高温用配管材料と低温用配管材料にはどのようなものがあるか皆さんご存知でしょうか。

そんな初心者の方のためにまとめてみたので参考にして下さい。

高温用配管材料

STPG 370 などの一般炭素鋼の使用上限温度は 300 ~ 350℃であり、これを超える高温サービス用材料としては、

  • キルド鋼 (炭素鋼)
  • クロムモリブデン鋼
  • オーステナイト系ステンレス鋼

がある。

 高温配管用炭素鋼鋼管(JIS G 3456 STPT)

  • この材質は、炭素鋼ですがキルド鋼でかつリンと硫黄の不純物をSTPG材よりも低く抑えている
  • このため、使用温度の上限は、450℃程と高くなる。
  • キルド鋼とは、酸素と親和性のあるアルミあるいはシリコンを溶鋼中に添加し、十分脱酸をした鋼
  • 溶融中に脱酸をすることにより、固化する時にガスの放出がなく、静かに凝固するので組織は均一となる。
  • アルミの添加により結晶粒が微細化され、組織の均一化効果と併せて高温域まで使用可能となる。

配管用合金鋼鋼管(JIS G 3458 STPA)

  • いわゆるクロモリ鋼といわれる低合金鋼で、クロムの含有量が多いほど耐熱性は向上する。
  • 使用温度の上限は、クロムとモリブデンの含有量により400~550℃程度です。
  • この材料は耐熱性能は優れていますが、クロムの含有量およびパイプの肉厚に応じて溶接部の予熱あるいは後熱処理が必要となる。
  • 詳しくは、ASME B31.3 Process Piping Code を参照のこと。

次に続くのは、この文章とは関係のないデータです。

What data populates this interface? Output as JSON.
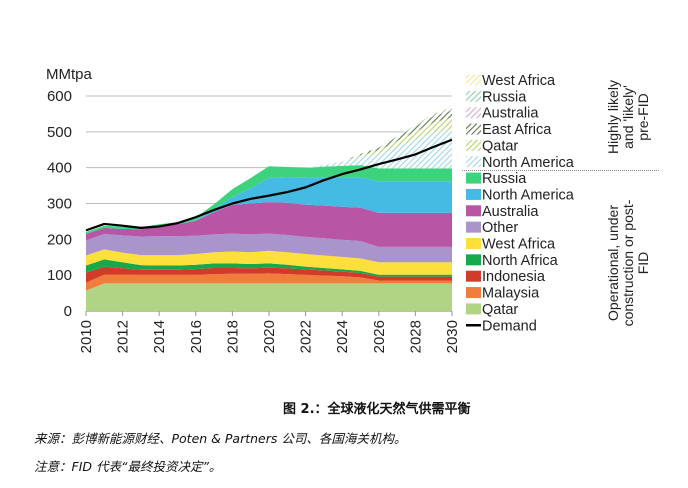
{
  "chart_data": {
    "type": "area",
    "title": "图 2.：全球液化天然气供需平衡",
    "ylabel": "MMtpa",
    "xlabel": "",
    "ylim": [
      0,
      600
    ],
    "yticks": [
      "0",
      "100",
      "200",
      "300",
      "400",
      "500",
      "600"
    ],
    "grid": true,
    "x": [
      2010,
      2011,
      2012,
      2013,
      2014,
      2015,
      2016,
      2017,
      2018,
      2019,
      2020,
      2021,
      2022,
      2023,
      2024,
      2025,
      2026,
      2027,
      2028,
      2029,
      2030
    ],
    "xticks": [
      "2010",
      "2012",
      "2014",
      "2016",
      "2018",
      "2020",
      "2022",
      "2024",
      "2026",
      "2028",
      "2030"
    ],
    "legend_position": "right",
    "stacked": true,
    "series": [
      {
        "name": "Qatar",
        "group": "operational",
        "color": "#b0d484",
        "pattern": "solid",
        "values": [
          57,
          77,
          77,
          77,
          77,
          77,
          77,
          77,
          77,
          77,
          77,
          77,
          77,
          77,
          77,
          77,
          77,
          77,
          77,
          77,
          77
        ]
      },
      {
        "name": "Malaysia",
        "group": "operational",
        "color": "#f07d3c",
        "pattern": "solid",
        "values": [
          22,
          25,
          25,
          24,
          24,
          24,
          24,
          26,
          27,
          27,
          28,
          26,
          24,
          22,
          20,
          17,
          8,
          8,
          8,
          8,
          8
        ]
      },
      {
        "name": "Indonesia",
        "group": "operational",
        "color": "#d23a2a",
        "pattern": "solid",
        "values": [
          28,
          22,
          17,
          14,
          14,
          14,
          16,
          17,
          16,
          15,
          16,
          16,
          15,
          14,
          13,
          12,
          11,
          11,
          11,
          11,
          11
        ]
      },
      {
        "name": "North Africa",
        "group": "operational",
        "color": "#18a84a",
        "pattern": "solid",
        "values": [
          20,
          20,
          17,
          13,
          12,
          12,
          12,
          13,
          13,
          12,
          12,
          10,
          8,
          7,
          6,
          6,
          5,
          5,
          5,
          5,
          5
        ]
      },
      {
        "name": "West Africa",
        "group": "operational",
        "color": "#fde03c",
        "pattern": "solid",
        "values": [
          28,
          28,
          27,
          28,
          29,
          29,
          30,
          31,
          33,
          33,
          35,
          35,
          35,
          35,
          35,
          35,
          35,
          35,
          35,
          35,
          35
        ]
      },
      {
        "name": "Other",
        "group": "operational",
        "color": "#a994cc",
        "pattern": "solid",
        "values": [
          42,
          43,
          48,
          52,
          53,
          53,
          51,
          50,
          50,
          50,
          48,
          48,
          48,
          48,
          48,
          48,
          43,
          43,
          43,
          43,
          43
        ]
      },
      {
        "name": "Australia",
        "group": "operational",
        "color": "#b855a4",
        "pattern": "solid",
        "values": [
          18,
          17,
          18,
          20,
          27,
          33,
          42,
          62,
          80,
          86,
          88,
          90,
          90,
          91,
          92,
          93,
          95,
          95,
          95,
          95,
          95
        ]
      },
      {
        "name": "North America",
        "group": "operational",
        "color": "#45bbe3",
        "pattern": "solid",
        "values": [
          0,
          0,
          0,
          0,
          0,
          0,
          1,
          8,
          22,
          43,
          68,
          72,
          76,
          79,
          82,
          85,
          88,
          88,
          88,
          88,
          88
        ]
      },
      {
        "name": "Russia",
        "group": "operational",
        "color": "#3dd27c",
        "pattern": "solid",
        "values": [
          5,
          6,
          6,
          6,
          6,
          6,
          8,
          14,
          22,
          28,
          32,
          28,
          26,
          30,
          32,
          34,
          36,
          36,
          36,
          36,
          36
        ]
      },
      {
        "name": "North America",
        "group": "pre-FID",
        "color": "#9fd6e8",
        "pattern": "hatch",
        "values": [
          0,
          0,
          0,
          0,
          0,
          0,
          0,
          0,
          0,
          0,
          0,
          0,
          0,
          5,
          12,
          24,
          40,
          60,
          80,
          100,
          110
        ]
      },
      {
        "name": "Qatar",
        "group": "pre-FID",
        "color": "#b5d36a",
        "pattern": "hatch",
        "values": [
          0,
          0,
          0,
          0,
          0,
          0,
          0,
          0,
          0,
          0,
          0,
          0,
          0,
          0,
          0,
          4,
          10,
          16,
          22,
          28,
          32
        ]
      },
      {
        "name": "East Africa",
        "group": "pre-FID",
        "color": "#5a7a4a",
        "pattern": "hatch",
        "values": [
          0,
          0,
          0,
          0,
          0,
          0,
          0,
          0,
          0,
          0,
          0,
          0,
          0,
          0,
          0,
          3,
          8,
          12,
          15,
          18,
          20
        ]
      },
      {
        "name": "Australia",
        "group": "pre-FID",
        "color": "#d9a6d6",
        "pattern": "hatch",
        "values": [
          0,
          0,
          0,
          0,
          0,
          0,
          0,
          0,
          0,
          0,
          0,
          0,
          0,
          0,
          0,
          0,
          0,
          1,
          2,
          3,
          4
        ]
      },
      {
        "name": "Russia",
        "group": "pre-FID",
        "color": "#8fcfa8",
        "pattern": "hatch",
        "values": [
          0,
          0,
          0,
          0,
          0,
          0,
          0,
          0,
          0,
          0,
          0,
          0,
          0,
          0,
          0,
          0,
          0,
          1,
          2,
          3,
          4
        ]
      },
      {
        "name": "West Africa",
        "group": "pre-FID",
        "color": "#f6e39a",
        "pattern": "hatch",
        "values": [
          0,
          0,
          0,
          0,
          0,
          0,
          0,
          0,
          0,
          0,
          0,
          0,
          0,
          0,
          0,
          0,
          0,
          0,
          1,
          2,
          2
        ]
      }
    ],
    "demand": {
      "name": "Demand",
      "color": "#000000",
      "values": [
        225,
        243,
        238,
        232,
        236,
        245,
        262,
        282,
        300,
        313,
        322,
        332,
        345,
        365,
        382,
        395,
        410,
        423,
        437,
        458,
        478
      ]
    },
    "legend": [
      {
        "label": "West Africa",
        "swatch": "hatch",
        "color": "#f6e39a"
      },
      {
        "label": "Russia",
        "swatch": "hatch",
        "color": "#8fcfa8"
      },
      {
        "label": "Australia",
        "swatch": "hatch",
        "color": "#d9a6d6"
      },
      {
        "label": "East Africa",
        "swatch": "hatch",
        "color": "#5a7a4a"
      },
      {
        "label": "Qatar",
        "swatch": "hatch",
        "color": "#b5d36a"
      },
      {
        "label": "North America",
        "swatch": "hatch",
        "color": "#9fd6e8"
      },
      {
        "label": "Russia",
        "swatch": "solid",
        "color": "#3dd27c"
      },
      {
        "label": "North America",
        "swatch": "solid",
        "color": "#45bbe3"
      },
      {
        "label": "Australia",
        "swatch": "solid",
        "color": "#b855a4"
      },
      {
        "label": "Other",
        "swatch": "solid",
        "color": "#a994cc"
      },
      {
        "label": "West Africa",
        "swatch": "solid",
        "color": "#fde03c"
      },
      {
        "label": "North Africa",
        "swatch": "solid",
        "color": "#18a84a"
      },
      {
        "label": "Indonesia",
        "swatch": "solid",
        "color": "#d23a2a"
      },
      {
        "label": "Malaysia",
        "swatch": "solid",
        "color": "#f07d3c"
      },
      {
        "label": "Qatar",
        "swatch": "solid",
        "color": "#b0d484"
      },
      {
        "label": "Demand",
        "swatch": "line",
        "color": "#000000"
      }
    ],
    "group_labels": {
      "pre_fid": [
        "Highly likely",
        "and 'likely'",
        "pre-FID"
      ],
      "operational": [
        "Operational, under",
        "construction or post-",
        "FID"
      ]
    }
  },
  "caption": {
    "figure_title": "图 2.：全球液化天然气供需平衡",
    "source": "来源：彭博新能源财经、Poten & Partners 公司、各国海关机构。",
    "note": "注意：FID 代表“最终投资决定”。"
  }
}
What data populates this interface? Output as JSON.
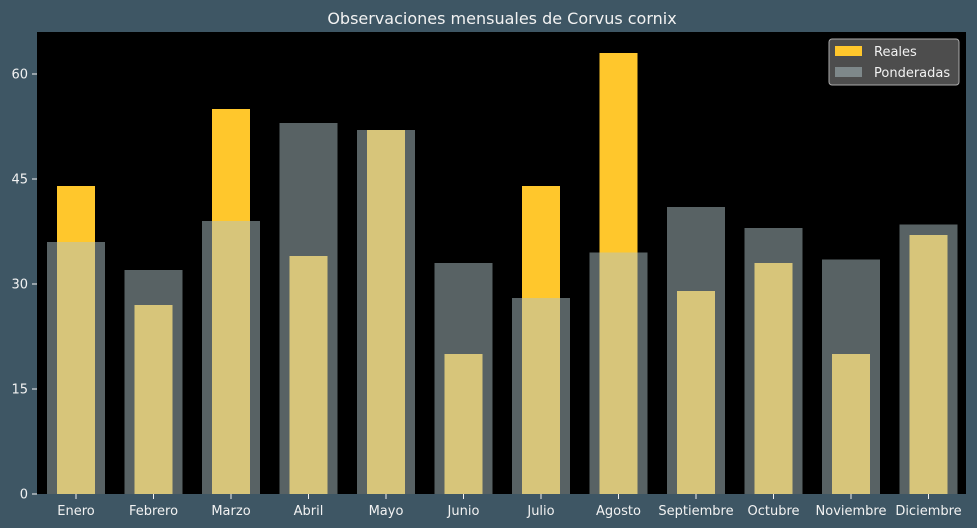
{
  "chart_data": {
    "type": "bar",
    "title": "Observaciones mensuales de Corvus cornix",
    "xlabel": "",
    "ylabel": "",
    "categories": [
      "Enero",
      "Febrero",
      "Marzo",
      "Abril",
      "Mayo",
      "Junio",
      "Julio",
      "Agosto",
      "Septiembre",
      "Octubre",
      "Noviembre",
      "Diciembre"
    ],
    "series": [
      {
        "name": "Reales",
        "color": "#ffc72c",
        "values": [
          44,
          27,
          55,
          34,
          52,
          20,
          44,
          63,
          29,
          33,
          20,
          37
        ]
      },
      {
        "name": "Ponderadas",
        "color": "#b0c4c8",
        "values": [
          36,
          32,
          39,
          53,
          52,
          33,
          28,
          34.5,
          41,
          38,
          33.5,
          38.5
        ]
      }
    ],
    "ylim": [
      0,
      66
    ],
    "yticks": [
      0,
      15,
      30,
      45,
      60
    ],
    "grid": false,
    "legend_position": "top-right",
    "background": "#000000",
    "figure_background": "#3e5664"
  }
}
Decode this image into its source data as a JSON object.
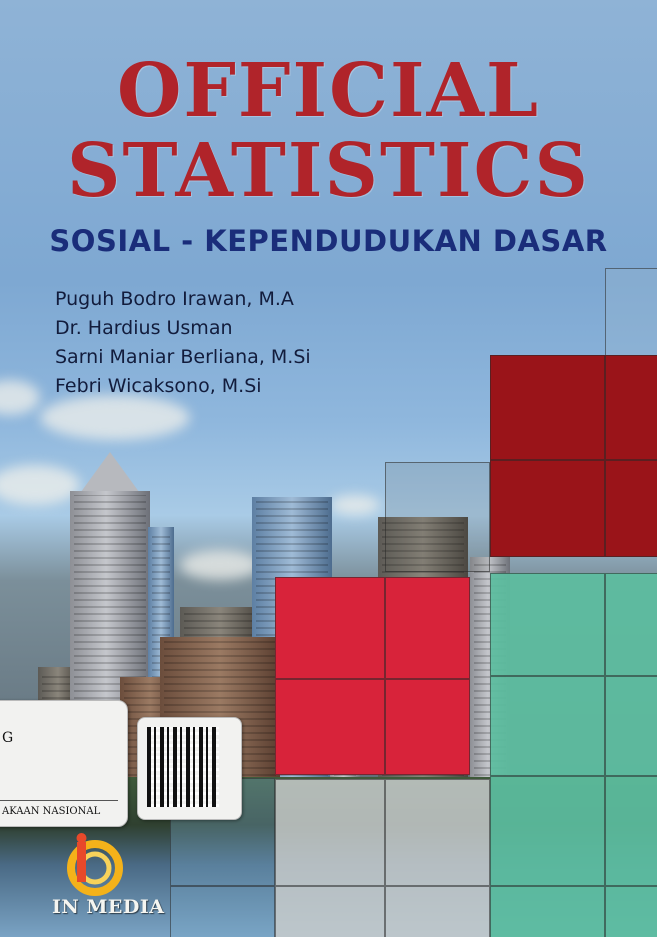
{
  "book": {
    "title_line1": "OFFICIAL",
    "title_line2": "STATISTICS",
    "subtitle": "SOSIAL - KEPENDUDUKAN DASAR",
    "authors": [
      "Puguh Bodro Irawan, M.A",
      "Dr. Hardius Usman",
      "Sarni Maniar Berliana, M.Si",
      "Febri Wicaksono, M.Si"
    ],
    "publisher": "IN MEDIA"
  },
  "stickers": {
    "library_label_letter": "G",
    "library_label_text": "AKAAN NASIONAL"
  },
  "colors": {
    "title": "#b0242a",
    "subtitle": "#1a2d7a",
    "dark_red_block": "#9a1419",
    "red_block": "#d8233a",
    "teal_block": "#5cbea0"
  },
  "icons": {
    "publisher_logo": "in-media-logo-icon",
    "qr_code": "qr-code-icon"
  }
}
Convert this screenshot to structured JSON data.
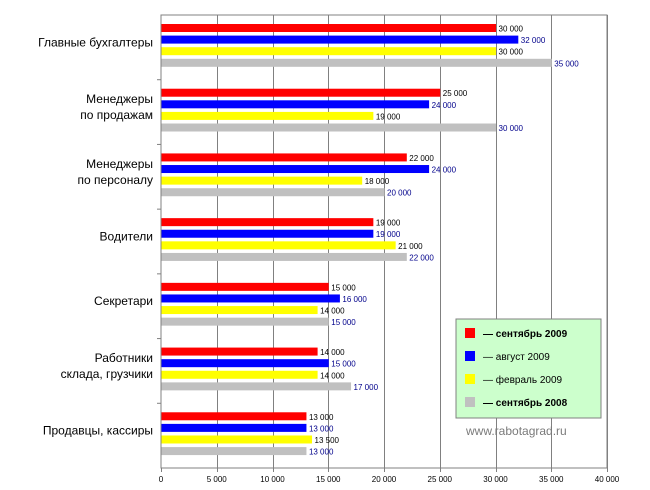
{
  "chart_data": {
    "type": "bar",
    "orientation": "horizontal",
    "categories": [
      "Главные бухгалтеры",
      "Менеджеры по продажам",
      "Менеджеры по персоналу",
      "Водители",
      "Секретари",
      "Работники склада, грузчики",
      "Продавцы, кассиры"
    ],
    "series": [
      {
        "name": "— сентябрь 2009",
        "bold": true,
        "color": "#ff0000",
        "label_color": "#000000",
        "values": [
          30000,
          25000,
          22000,
          19000,
          15000,
          14000,
          13000
        ],
        "labels": [
          "30 000",
          "25 000",
          "22 000",
          "19 000",
          "15 000",
          "14 000",
          "13 000"
        ]
      },
      {
        "name": "— август 2009",
        "bold": false,
        "color": "#0000ff",
        "label_color": "#00008b",
        "values": [
          32000,
          24000,
          24000,
          19000,
          16000,
          15000,
          13000
        ],
        "labels": [
          "32 000",
          "24 000",
          "24 000",
          "19 000",
          "16 000",
          "15 000",
          "13 000"
        ]
      },
      {
        "name": "— февраль 2009",
        "bold": false,
        "color": "#ffff00",
        "label_color": "#000000",
        "values": [
          30000,
          19000,
          18000,
          21000,
          14000,
          14000,
          13500
        ],
        "labels": [
          "30 000",
          "19 000",
          "18 000",
          "21 000",
          "14 000",
          "14 000",
          "13 500"
        ]
      },
      {
        "name": "— сентябрь 2008",
        "bold": true,
        "color": "#c0c0c0",
        "label_color": "#00008b",
        "values": [
          35000,
          30000,
          20000,
          22000,
          15000,
          17000,
          13000
        ],
        "labels": [
          "35 000",
          "30 000",
          "20 000",
          "22 000",
          "15 000",
          "17 000",
          "13 000"
        ]
      }
    ],
    "xlim": [
      0,
      40000
    ],
    "xticks": [
      0,
      5000,
      10000,
      15000,
      20000,
      25000,
      30000,
      35000,
      40000
    ],
    "xtick_labels": [
      "0",
      "5 000",
      "10 000",
      "15 000",
      "20 000",
      "25 000",
      "30 000",
      "35 000",
      "40 000"
    ],
    "grid": true,
    "legend_position": "bottom-right",
    "legend_background": "#ccffcc",
    "watermark": "www.rabotagrad.ru"
  }
}
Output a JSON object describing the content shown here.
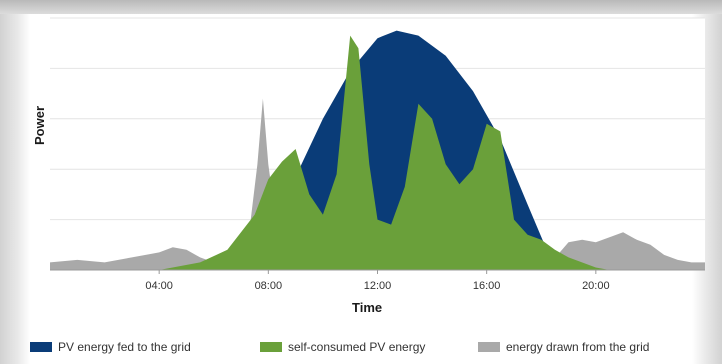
{
  "chart_data": {
    "type": "area",
    "xlabel": "Time",
    "ylabel": "Power",
    "x_range_hours": [
      0,
      24
    ],
    "y_range_percent_of_peak": [
      0,
      100
    ],
    "grid": true,
    "legend_placement": "bottom",
    "x_ticks": [
      {
        "hour": 4,
        "label": "04:00"
      },
      {
        "hour": 8,
        "label": "08:00"
      },
      {
        "hour": 12,
        "label": "12:00"
      },
      {
        "hour": 16,
        "label": "16:00"
      },
      {
        "hour": 20,
        "label": "20:00"
      }
    ],
    "series": [
      {
        "name": "PV energy fed to the grid",
        "color": "#0a3c78",
        "x": [
          5.0,
          6.0,
          7.0,
          8.0,
          9.0,
          10.0,
          11.0,
          12.0,
          12.7,
          13.5,
          14.5,
          15.5,
          16.5,
          17.5,
          18.2,
          18.6
        ],
        "y": [
          0,
          2,
          6,
          17,
          37,
          60,
          79,
          92,
          95,
          93,
          85,
          71,
          52,
          26,
          8,
          2
        ]
      },
      {
        "name": "self-consumed PV energy",
        "color": "#6aa03a",
        "x": [
          4.0,
          5.5,
          6.5,
          7.5,
          8.0,
          8.5,
          9.0,
          9.5,
          10.0,
          10.5,
          11.0,
          11.3,
          11.7,
          12.0,
          12.5,
          13.0,
          13.5,
          14.0,
          14.5,
          15.0,
          15.5,
          16.0,
          16.5,
          17.0,
          17.5,
          18.0,
          18.5,
          19.0,
          20.0,
          20.5
        ],
        "y": [
          0,
          3,
          8,
          22,
          36,
          43,
          48,
          30,
          22,
          38,
          93,
          88,
          42,
          20,
          18,
          33,
          66,
          60,
          42,
          34,
          40,
          58,
          55,
          20,
          14,
          12,
          8,
          5,
          1,
          0
        ]
      },
      {
        "name": "energy drawn from the grid",
        "color": "#a9a9a9",
        "x": [
          0.0,
          1.0,
          2.0,
          3.0,
          4.0,
          4.5,
          5.0,
          5.5,
          6.0,
          6.5,
          7.0,
          7.3,
          7.6,
          7.8,
          8.0,
          8.3,
          8.6,
          9.0,
          18.2,
          18.6,
          19.0,
          19.5,
          20.0,
          20.5,
          21.0,
          21.5,
          22.0,
          22.5,
          23.0,
          23.5,
          24.0
        ],
        "y": [
          3,
          4,
          3,
          5,
          7,
          9,
          8,
          5,
          3,
          4,
          7,
          15,
          42,
          68,
          42,
          18,
          10,
          6,
          2,
          6,
          11,
          12,
          11,
          13,
          15,
          12,
          10,
          6,
          4,
          3,
          3
        ]
      }
    ]
  }
}
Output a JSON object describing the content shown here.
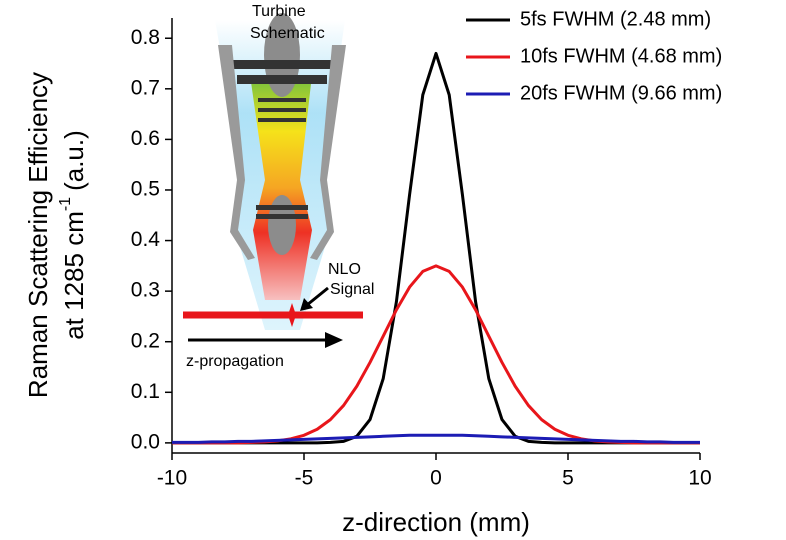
{
  "chart_data": {
    "type": "line",
    "xlabel": "z-direction (mm)",
    "ylabel": {
      "line1": "Raman Scattering Efficiency",
      "line2": "at 1285 cm",
      "superscript": "-1",
      "unit": "(a.u.)"
    },
    "x": [
      -10,
      -9.5,
      -9,
      -8.5,
      -8,
      -7.5,
      -7,
      -6.5,
      -6,
      -5.5,
      -5,
      -4.5,
      -4,
      -3.5,
      -3,
      -2.5,
      -2,
      -1.5,
      -1,
      -0.5,
      0,
      0.5,
      1,
      1.5,
      2,
      2.5,
      3,
      3.5,
      4,
      4.5,
      5,
      5.5,
      6,
      6.5,
      7,
      7.5,
      8,
      8.5,
      9,
      9.5,
      10
    ],
    "series": [
      {
        "name": "5fs FWHM (2.48 mm)",
        "color": "#000000",
        "values": [
          0,
          0,
          0,
          0,
          0,
          0,
          0,
          0,
          0,
          0,
          0,
          0,
          0.001,
          0.003,
          0.013,
          0.046,
          0.127,
          0.279,
          0.491,
          0.688,
          0.77,
          0.688,
          0.491,
          0.279,
          0.127,
          0.046,
          0.013,
          0.003,
          0.001,
          0,
          0,
          0,
          0,
          0,
          0,
          0,
          0,
          0,
          0,
          0,
          0
        ]
      },
      {
        "name": "10fs FWHM (4.68 mm)",
        "color": "#e8161b",
        "values": [
          0,
          0,
          0,
          0,
          0,
          0,
          0.001,
          0.002,
          0.004,
          0.008,
          0.015,
          0.027,
          0.046,
          0.074,
          0.112,
          0.159,
          0.211,
          0.263,
          0.308,
          0.339,
          0.35,
          0.339,
          0.308,
          0.263,
          0.211,
          0.159,
          0.112,
          0.074,
          0.046,
          0.027,
          0.015,
          0.008,
          0.004,
          0.002,
          0.001,
          0,
          0,
          0,
          0,
          0,
          0
        ]
      },
      {
        "name": "20fs FWHM (9.66 mm)",
        "color": "#1c1cb4",
        "values": [
          0.001,
          0.001,
          0.001,
          0.002,
          0.002,
          0.003,
          0.003,
          0.004,
          0.005,
          0.006,
          0.007,
          0.008,
          0.009,
          0.01,
          0.011,
          0.012,
          0.013,
          0.014,
          0.015,
          0.015,
          0.015,
          0.015,
          0.015,
          0.014,
          0.013,
          0.012,
          0.011,
          0.01,
          0.009,
          0.008,
          0.007,
          0.006,
          0.005,
          0.004,
          0.003,
          0.003,
          0.002,
          0.002,
          0.001,
          0.001,
          0.001
        ]
      }
    ],
    "xlim": [
      -10,
      10
    ],
    "xticks": [
      -10,
      -5,
      0,
      5,
      10
    ],
    "ylim": [
      -0.02,
      0.84
    ],
    "yticks": [
      {
        "value": 0,
        "label": "0.0"
      },
      0.1,
      0.2,
      0.3,
      0.4,
      0.5,
      0.6,
      0.7,
      0.8
    ],
    "grid": false,
    "legend": "top-right",
    "annotations": {
      "turbine": [
        "Turbine",
        "Schematic"
      ],
      "signal": [
        "NLO",
        "Signal"
      ],
      "propagation": "z-propagation"
    }
  }
}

 配管用ステンレス鋼管(JIS G 3459 SUS-TP)および配管用溶接大径ステンレス鋼管(JIS G 3468 SUS-TPY)

  • オーステナイト系ステンレス鋼は、高温用としてのほかに低温用および耐食鋼として幅広く利用されている。
  • 高温用として用いる場合は、以下の注意が必要
  • 一般のオーステナイト系ステンレス鋼の上限温度は、400℃程度です。
  • 特に、低温用として用いられる低炭素オーステナイト系ステンレス鋼(たとえば SUS304 LTP)は、高温強度の低下が著しいので一般のステンレス鋼よりは上限温度が低く、それを超えないようにしなければならない。
  • オーステナイト系ステンレス鋼の場合、長時間 350~800℃にさらされると粒界腐食割れを生じ、750℃近辺では短時間に粒界腐食割れを生じる。このため、SUS 304 TP のような汎用オーステナイト系ステンレス鋼の場合は、上限温度を400℃程度にしなければならない。
  • これより高い温度で使用する場合は、粒界腐食割れに抵抗性のある Mo、Ti、Nb を添加元素に含むオーステナイト系ステンレス鋼の選定が必要となる。
  • たとえば、添加元素に Mo を含む SUS 316 TP および SUS 317 TP、Ti を含むSUS 321 TP、Nb を含む SUS 347 TP など。
  • この場合でも、SUS 321TP および SUS 347 TP の上限温度は 500 ~ 550℃
  • 500℃を超える温度で使用する場合は、炭素の含有量を 0.04%以上とするか、高炭素オーステナイト系ステンレス鋼の SUS 321 HTP あるいは SUS 347 HTP を用い、かつパイプ製造時に 1,000 ~ 1,100℃付近での固溶化熱処理が必要となる。
  • このような高温域で用いられるステンレス鋼は、溶接部についても同様に固溶化熱処理が必要。
  • 高温サービス用ステンレス鋼の熱処理の詳細については、JIS あるいは ASMEの規格類を参照

低温用配管材料

低温用配管材料として

  • 低温配管用鋼管  JIS G 3460 (アルミキルド鋼およびニッケル合金鋼、STPL)、
  • 配管用ステンレス鋼管  JIS G3459 (SUS-TP)
  • 配管用溶接大径ステンレス鋼管  JIS G 3468 (SUS-TPY)

が使用されている。

STPL 材の場合の最低使用温度は、

  • STPL380 が -45℃
  • STPL450 が -100℃
  • STPL 690 が -96℃

この温度はそれぞれの材質の遷移温度(せんいおんど)。

遷移温度とは

鋼が低温にさらされると衝撃値が低下し、破壊した破面は脆性破面(ぜいせいはめん)になります。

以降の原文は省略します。